"Faster than Rust and C++: the PERFECT hash table"

Christopher Katko ckatko at gmail.com
Mon Dec 11 13:24:13 UTC 2023


> If the whole set of the string identifiers to be parsed is 
> known at compile time, then another approach for mapping them 
> to numbers or whatever else is to use something like 
> https://re2c.org

Holy crap! I was thinking about this kind of thing a few months 
ago. My situation is this:

  - I have textures (filename = string texturename) listed in a 
manfiest.json file.
  - all textures are loaded and placed into an texture[string] 
associative array
  - they're used in code that ends up being like 
drawBitmap(bitmaps["grass"], ...)

It lets me immediately add a new texture, add one line to the 
manifest, and I can call it from my code. (I could do filename = 
stringname automatically but that doesn't let me do things like 
pack textures into atlases to reduce texture swaps so that kind 
of automatic filename scanning isn't applicable.)

Noting that:
  - technically, a finite list of all potentially used texture 
names in code should be knowable to the compiler.
  - the list does not change at run time.

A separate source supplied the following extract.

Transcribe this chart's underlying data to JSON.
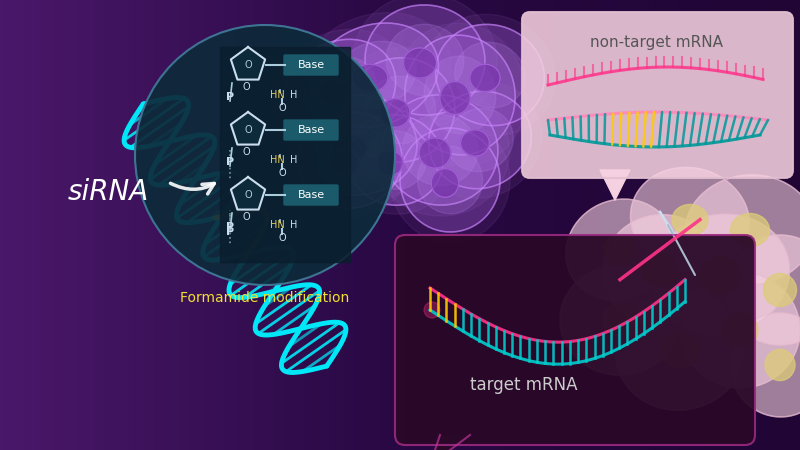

I had thought about trying some sort of D-based compile-time, or, 
manual tool-based lexing to build say, an enum, and replacing all 
those names from "grass01" to GRASS01=17.

But I was also wondering if simply getting a faster container 
would improve things. Because one flaw there is if I ever support 
mods, then I __do not__ at compile time know the total maximum 
set of texture name entries.

Still, once all my texture entries are received they don't change 
after loading (even if I load-in assets based on scene 
requirements, the names will never swap/reorder. Even if grass01 
texture isn't loaded, it can still have the name grass01 
reserved. There are no key deletions or changes once set. So 
grass01 could simply be a null pointer until loaded.)

Awhile back, during some profiling, D Associative Arrays were 
__way__ higher up in total CPU usage in my game than they should 
have been compared to the act of drawing entire textures. Like in 
the top 7. BUT, as I'm thinking right now, I'm wondering if now 
the profiling measuring code itself was inflating those AA 
accesses (a tiny real code compared to overhead of logging code).